What do you do with actual issues? [Re: Arose Chaos]
    #24171316 - 03/18/17 12:00 AM (6 years, 10 months ago)

This is absolutely completely someone not appreciating things because of snapchat this made me feel better about myself and that's not what I expected I thought this would be about drug overdose or some crazy story I'm going to be blunt this really pissed me off like I'm getting high as fuck to forget I read this, if this is upset what are you going to do when an actual obstacle comes your way. I'm only hoping you either stop letting lack of appreciation and awareness over what you have or you will probably hate life because people caring and having money you earned is a gigantic issue, I won't say I'm not wishing I was in your position just the only thing seems to be you getting upset. A have income B you are doing well with DMT weed is not unreasonable priced nor do you need t break it's in no real way going to harm you long term. What do you even plan on doing when life is not being very stable for you get upset more? People die, relationships, cheating, car accident, loss of job so much more. I handle shit with heroin and my issue is living in worst time of my life my self caused issue. If snapchat was bothering me I'd probably sell my phone over that alone I have one friend and one alone on my list. I'm pissed off I likely cannot be in your shoes and it's upsetting to you.

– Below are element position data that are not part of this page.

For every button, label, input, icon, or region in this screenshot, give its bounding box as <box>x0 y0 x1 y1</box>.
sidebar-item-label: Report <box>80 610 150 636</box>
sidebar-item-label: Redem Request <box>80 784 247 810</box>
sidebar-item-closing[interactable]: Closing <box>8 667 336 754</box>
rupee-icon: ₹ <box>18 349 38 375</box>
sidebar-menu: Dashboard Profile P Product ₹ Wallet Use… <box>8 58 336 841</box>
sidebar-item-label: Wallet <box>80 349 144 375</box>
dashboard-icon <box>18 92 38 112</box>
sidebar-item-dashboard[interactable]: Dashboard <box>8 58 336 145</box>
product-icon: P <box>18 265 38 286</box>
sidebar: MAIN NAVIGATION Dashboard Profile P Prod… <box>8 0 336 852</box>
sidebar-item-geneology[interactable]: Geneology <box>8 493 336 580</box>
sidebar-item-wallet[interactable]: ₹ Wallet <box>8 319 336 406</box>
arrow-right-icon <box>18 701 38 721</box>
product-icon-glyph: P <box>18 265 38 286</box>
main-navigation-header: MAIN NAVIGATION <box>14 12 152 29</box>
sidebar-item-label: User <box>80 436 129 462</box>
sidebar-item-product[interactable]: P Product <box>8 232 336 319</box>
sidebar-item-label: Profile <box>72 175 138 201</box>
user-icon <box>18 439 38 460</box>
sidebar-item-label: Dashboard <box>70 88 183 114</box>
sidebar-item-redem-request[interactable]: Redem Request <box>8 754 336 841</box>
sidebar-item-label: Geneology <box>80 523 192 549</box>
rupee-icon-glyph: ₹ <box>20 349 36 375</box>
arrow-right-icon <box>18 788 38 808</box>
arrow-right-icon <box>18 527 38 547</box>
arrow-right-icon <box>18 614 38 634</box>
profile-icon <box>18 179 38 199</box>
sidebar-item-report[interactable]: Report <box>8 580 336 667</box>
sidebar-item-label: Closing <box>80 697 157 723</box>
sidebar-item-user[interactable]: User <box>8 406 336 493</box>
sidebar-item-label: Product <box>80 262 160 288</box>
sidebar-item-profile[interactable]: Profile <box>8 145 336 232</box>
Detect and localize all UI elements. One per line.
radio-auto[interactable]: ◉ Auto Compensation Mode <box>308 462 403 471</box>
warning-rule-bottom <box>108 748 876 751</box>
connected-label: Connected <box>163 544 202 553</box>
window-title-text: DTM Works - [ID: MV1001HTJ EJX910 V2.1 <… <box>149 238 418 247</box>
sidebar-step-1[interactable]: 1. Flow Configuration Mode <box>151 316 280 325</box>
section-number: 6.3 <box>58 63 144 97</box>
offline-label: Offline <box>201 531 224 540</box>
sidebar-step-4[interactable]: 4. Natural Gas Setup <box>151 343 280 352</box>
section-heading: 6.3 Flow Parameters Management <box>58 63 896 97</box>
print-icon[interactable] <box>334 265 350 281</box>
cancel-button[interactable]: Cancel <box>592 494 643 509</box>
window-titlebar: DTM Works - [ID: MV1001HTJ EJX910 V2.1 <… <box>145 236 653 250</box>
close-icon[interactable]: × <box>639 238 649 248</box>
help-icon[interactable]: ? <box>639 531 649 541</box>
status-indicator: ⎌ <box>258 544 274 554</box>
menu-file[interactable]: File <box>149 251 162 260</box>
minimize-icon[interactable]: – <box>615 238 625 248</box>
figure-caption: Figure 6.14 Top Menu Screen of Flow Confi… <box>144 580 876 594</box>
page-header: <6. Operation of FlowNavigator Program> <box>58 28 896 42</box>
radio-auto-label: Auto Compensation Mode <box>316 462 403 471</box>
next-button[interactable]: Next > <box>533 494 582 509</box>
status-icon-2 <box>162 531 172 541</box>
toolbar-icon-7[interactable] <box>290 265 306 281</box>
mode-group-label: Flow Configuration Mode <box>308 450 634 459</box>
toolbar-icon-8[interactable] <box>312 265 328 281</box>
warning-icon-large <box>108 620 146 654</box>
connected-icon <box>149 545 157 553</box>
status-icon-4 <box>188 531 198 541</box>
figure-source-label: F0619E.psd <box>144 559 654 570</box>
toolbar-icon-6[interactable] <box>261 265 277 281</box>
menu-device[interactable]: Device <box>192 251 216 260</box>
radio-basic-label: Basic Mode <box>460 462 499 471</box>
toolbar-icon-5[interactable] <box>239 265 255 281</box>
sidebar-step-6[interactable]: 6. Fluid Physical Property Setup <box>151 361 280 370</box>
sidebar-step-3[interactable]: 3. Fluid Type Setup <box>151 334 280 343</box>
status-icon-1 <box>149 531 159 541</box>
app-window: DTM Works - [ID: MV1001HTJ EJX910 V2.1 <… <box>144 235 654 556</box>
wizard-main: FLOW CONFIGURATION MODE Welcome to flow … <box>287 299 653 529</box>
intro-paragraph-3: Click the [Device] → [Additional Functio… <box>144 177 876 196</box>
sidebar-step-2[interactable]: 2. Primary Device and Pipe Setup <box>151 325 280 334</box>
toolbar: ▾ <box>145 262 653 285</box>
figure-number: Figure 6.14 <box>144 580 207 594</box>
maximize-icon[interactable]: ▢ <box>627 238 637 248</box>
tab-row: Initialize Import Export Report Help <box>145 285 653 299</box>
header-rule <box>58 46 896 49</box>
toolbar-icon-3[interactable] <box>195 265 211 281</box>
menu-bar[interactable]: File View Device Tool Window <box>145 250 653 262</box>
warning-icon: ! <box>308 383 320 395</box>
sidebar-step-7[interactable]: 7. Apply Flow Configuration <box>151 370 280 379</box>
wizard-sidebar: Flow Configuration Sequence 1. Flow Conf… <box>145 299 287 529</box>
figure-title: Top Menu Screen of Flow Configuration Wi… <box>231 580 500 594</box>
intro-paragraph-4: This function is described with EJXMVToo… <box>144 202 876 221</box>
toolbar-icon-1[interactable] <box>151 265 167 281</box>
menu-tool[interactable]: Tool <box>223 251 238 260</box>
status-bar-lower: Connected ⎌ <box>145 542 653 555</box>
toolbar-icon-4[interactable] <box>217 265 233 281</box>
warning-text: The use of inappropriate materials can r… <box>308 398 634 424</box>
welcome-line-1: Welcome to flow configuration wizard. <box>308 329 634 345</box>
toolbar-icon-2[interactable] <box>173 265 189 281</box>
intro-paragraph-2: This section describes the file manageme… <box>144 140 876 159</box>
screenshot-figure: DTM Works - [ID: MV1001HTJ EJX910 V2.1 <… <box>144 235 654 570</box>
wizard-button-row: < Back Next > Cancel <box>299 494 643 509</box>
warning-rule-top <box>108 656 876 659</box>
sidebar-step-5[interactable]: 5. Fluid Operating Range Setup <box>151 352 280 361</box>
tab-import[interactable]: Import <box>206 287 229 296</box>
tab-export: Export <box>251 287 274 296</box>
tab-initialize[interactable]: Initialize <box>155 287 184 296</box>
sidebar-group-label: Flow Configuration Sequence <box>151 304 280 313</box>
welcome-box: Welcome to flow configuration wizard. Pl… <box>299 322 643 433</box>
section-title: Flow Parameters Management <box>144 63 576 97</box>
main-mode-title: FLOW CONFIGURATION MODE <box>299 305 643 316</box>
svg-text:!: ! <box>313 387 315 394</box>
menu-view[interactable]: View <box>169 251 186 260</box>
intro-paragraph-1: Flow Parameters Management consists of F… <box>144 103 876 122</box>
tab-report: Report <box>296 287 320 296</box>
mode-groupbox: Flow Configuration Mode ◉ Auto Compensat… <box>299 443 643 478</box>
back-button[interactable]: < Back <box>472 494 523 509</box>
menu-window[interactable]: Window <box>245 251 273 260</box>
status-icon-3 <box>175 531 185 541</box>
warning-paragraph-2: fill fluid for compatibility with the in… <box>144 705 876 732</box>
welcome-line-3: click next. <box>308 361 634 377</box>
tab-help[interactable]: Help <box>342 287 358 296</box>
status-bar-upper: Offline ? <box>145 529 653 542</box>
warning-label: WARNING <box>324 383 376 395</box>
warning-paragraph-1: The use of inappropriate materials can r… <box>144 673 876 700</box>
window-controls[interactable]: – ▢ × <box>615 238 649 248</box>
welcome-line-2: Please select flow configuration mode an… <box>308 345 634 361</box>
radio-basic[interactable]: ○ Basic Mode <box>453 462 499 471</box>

You are worried your parents are spying on you, you have fucking loving parents? I have no idea how lsd and dmt use is involved and you're still caught up in materialistic or issues that just aren't issues. My general reason for not trying to commit suicide again I was fucked up instead of dead trying benzos for putting me out put me on that bed fucking mindnumb, that turned into I want a good ending so no drugs are too toxic or addictive and taking excessive amounts of shit just to pack it in and cut a big chunk off lifespan. I really hope there is something you're leaving out because you are doing well. If you can't get something more out of DMT LSD it's no wonder you tried to kill yourself. I haven't paid for drugs with my money since 2016 last couple months of it. If by some chance I got sober and had a job smoking weed doing DMT and LSD and got upset over snapchat I would kill myself that's just incomprehensible. Drugs aside we both live at home and we're same age. Every time I've said I was suicidal after 14 was  was lying as to the behavior changes and withdrawing from life. At worst taking some drugs will make you suicidal when they wear off sleep takes care of it.
If you swear you can't die, than you really from my experience with suicidal thoughts have something holding you back. If you were suicidal you would sigh and figure out what went wrong and try again.